The cold studio soon begins to warm and Millie curls up beneath her blanket on the armchair.  Just before lunch, whilst cleaning my mixing knife, I inadvertently slice the tip of my little finger.  The mini trowel has rounded edges, but its blade is so thin that it makes a quick, deep cut.  Being a fingertip, it bleeds persistently, so I wrap a cloth around it, binding it tightly, and grip the cloth.  I am keen to finish applying the paint with which I am currently working.  There are areas of the painting that I want to continue working on while the ideas are flowing and the colours are mixed. I hate being disturbed when I am part way through a process.  It can be difficult to pick up exactly where you left off.  Next time I come to the painting I will be different; a bit like waking briefly from a dream - when I fall asleep again, it will be a different dream.

All text & images ©2018 Carol Saunderson

Wednesday, 7 February 2018

Abstract Landscape Painter.  Rural Dweller.  Lover of Modernist Art and Design.

7 February

At 6am this morning, the kitchen lights are reflecting off a thin covering of snow that lies beyond the glass doors.  The occasional flake flutters slowly down.  It continues intermittently throughout the early morning but, by the time I walk Millie, it has created no more than an icing-sugar dusting of the ploughed work.

The fieldfares are busy scouring their usual piece of land.  They are the mid-tone between the black crows and white gulls that work alongside them.

During the afternoon, in the field adjacent to the village hall, two male pheasants are squaring up to do battle.  They are not easily scared away by us, and seem almost to resent the intrusion - grudgingly moving off as we pass nearby.

I complete a small painting - another more abstract and experimental piece than of late.  I enjoy the saturated blocks of colour for their own sake.

All text & images ©2018 Carol Saunderson

Monday, 5 February 2018

Abstract Landscape Painter.  Rural Dweller.  Lover of Modernist Art and Design.

5 February

Millie runs in from the garden, her coat peppered with snowflakes.  A couple of small showers pass over us before noon.

On the airfield, we see a hare.  It pauses, then runs ahead of us across the green baize of a young crop.  We watch as it travels along the field margin, until it disappears through the hedgerow.  The puddles are thick with ice and my fingertips are beginning to numb inside my gloves.  I need a new pair.

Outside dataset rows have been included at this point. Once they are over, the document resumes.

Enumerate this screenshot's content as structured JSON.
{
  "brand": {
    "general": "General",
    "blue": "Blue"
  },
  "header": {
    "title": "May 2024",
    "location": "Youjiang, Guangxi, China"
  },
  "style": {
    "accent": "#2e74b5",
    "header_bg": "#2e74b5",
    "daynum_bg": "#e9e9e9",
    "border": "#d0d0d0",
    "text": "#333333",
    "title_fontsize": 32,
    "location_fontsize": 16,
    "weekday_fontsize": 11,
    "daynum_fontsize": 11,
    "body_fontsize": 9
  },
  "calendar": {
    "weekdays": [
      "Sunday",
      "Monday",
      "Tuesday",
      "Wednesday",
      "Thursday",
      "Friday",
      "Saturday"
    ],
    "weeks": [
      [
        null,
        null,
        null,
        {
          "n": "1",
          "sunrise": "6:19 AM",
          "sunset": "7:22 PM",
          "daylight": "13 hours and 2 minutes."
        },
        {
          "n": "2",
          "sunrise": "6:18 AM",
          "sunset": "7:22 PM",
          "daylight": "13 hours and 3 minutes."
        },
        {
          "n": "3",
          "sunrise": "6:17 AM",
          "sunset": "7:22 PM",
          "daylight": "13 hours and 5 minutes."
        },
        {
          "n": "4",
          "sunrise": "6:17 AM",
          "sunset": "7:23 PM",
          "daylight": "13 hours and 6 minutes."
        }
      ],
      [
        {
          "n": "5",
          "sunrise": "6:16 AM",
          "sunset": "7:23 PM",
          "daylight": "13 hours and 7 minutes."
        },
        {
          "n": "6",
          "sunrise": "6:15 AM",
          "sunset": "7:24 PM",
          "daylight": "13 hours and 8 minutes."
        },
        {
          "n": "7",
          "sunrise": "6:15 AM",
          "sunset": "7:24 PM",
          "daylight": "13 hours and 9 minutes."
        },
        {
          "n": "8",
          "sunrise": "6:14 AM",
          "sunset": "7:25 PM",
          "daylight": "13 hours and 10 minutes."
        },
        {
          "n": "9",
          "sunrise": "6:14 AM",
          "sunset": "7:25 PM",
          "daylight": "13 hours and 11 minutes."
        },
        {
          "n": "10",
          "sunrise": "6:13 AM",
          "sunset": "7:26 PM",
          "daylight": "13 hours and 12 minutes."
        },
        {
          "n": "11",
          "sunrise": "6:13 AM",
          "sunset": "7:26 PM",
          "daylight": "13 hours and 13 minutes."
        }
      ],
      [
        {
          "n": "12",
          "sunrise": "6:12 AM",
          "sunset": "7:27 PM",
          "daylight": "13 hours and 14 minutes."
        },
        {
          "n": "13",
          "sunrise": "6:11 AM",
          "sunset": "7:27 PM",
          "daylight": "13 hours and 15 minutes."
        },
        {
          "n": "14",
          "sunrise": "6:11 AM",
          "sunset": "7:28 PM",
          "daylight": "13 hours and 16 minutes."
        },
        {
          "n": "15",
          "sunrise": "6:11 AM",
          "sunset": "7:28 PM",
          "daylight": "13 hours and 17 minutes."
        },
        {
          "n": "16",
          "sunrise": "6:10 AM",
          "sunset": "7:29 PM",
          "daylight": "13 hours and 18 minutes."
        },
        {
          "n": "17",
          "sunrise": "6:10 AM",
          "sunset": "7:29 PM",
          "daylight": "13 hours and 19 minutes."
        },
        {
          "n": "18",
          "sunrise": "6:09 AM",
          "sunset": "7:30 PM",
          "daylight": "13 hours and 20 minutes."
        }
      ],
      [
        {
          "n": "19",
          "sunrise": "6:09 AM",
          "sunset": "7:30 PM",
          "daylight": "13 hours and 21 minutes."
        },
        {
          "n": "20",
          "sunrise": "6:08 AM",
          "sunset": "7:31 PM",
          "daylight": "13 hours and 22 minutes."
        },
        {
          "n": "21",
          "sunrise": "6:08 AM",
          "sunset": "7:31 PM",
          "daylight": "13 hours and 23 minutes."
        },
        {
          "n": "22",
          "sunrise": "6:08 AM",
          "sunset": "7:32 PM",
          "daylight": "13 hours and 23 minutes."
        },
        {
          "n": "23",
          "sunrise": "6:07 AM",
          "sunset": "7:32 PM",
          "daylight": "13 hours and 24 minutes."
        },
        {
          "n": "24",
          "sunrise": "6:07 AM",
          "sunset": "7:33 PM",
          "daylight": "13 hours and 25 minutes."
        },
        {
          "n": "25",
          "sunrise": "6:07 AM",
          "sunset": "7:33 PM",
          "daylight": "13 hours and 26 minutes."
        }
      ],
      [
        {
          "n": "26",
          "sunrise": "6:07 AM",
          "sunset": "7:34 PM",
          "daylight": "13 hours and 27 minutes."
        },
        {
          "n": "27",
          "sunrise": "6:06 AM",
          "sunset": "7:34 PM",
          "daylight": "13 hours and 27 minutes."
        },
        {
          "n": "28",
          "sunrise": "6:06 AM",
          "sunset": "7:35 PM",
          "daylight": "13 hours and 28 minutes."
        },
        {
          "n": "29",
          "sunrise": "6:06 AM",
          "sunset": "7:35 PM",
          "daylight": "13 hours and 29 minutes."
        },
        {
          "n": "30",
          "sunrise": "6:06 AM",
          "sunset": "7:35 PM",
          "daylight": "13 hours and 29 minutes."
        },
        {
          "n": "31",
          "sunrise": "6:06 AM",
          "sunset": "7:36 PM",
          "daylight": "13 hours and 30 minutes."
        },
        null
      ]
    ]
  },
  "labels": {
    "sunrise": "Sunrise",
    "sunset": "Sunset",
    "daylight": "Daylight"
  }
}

I resort to wearing a woolly hat in the studio - very fetching - and use the time to experiment.  Two large parcels of work lie ready for the courier to collect tomorrow.  Although there is more commission and exhibition work to commence, it is an opportune moment to allow myself the luxury of a few days of working without constraints.  Development sometimes comes through these times of “play”.  If one can shake off the rules of “ought”and “should” and let the subconscious roam free, then new themes / marks / colour combinations, etc., can arise and be carried forward into paintings created for display.

All text & images ©2018 Carol Saunderson

Friday, 2 February 2018

Abstract Landscape Painter.  Rural Dweller.  Lover of Modernist Art and Design.

2 February

It’s a raw day.  The wind from the northwest chills the skin.  I begin working on a commission, and make some progress despite low energy levels resulting from the continuing Shingles.

At 4pm, we walk towards the church.  The setting sun lends a golden tinge to the landscape.  A large flock of fieldfares is feeding on the organic farmland which borders the lane.  They take off and fly over our heads, with their “chat-chat-chat” call.  We stand and watch them as they disappear into the distance.  There must be around 100.  The largest number that I have seen thus far.

All text & images ©2018 Carol Saunderson

Thursday, 1 February 2018

Abstract Landscape Painter.  Rural Dweller.  Lover of Modernist Art and Design.

1 February

The supermoon sets in a pale sky, a ghost of its former self, dissolving into the morning light. I take the camera outside into the garden to catch its last few seconds above the wood. The “blood” effect may not have been visible here, but the increased size and brightness make it magnificent.

The day changes and becomes wet and cold.  I work methodically through the preparation of boxes, and pack paintings to be sent to an exhibition.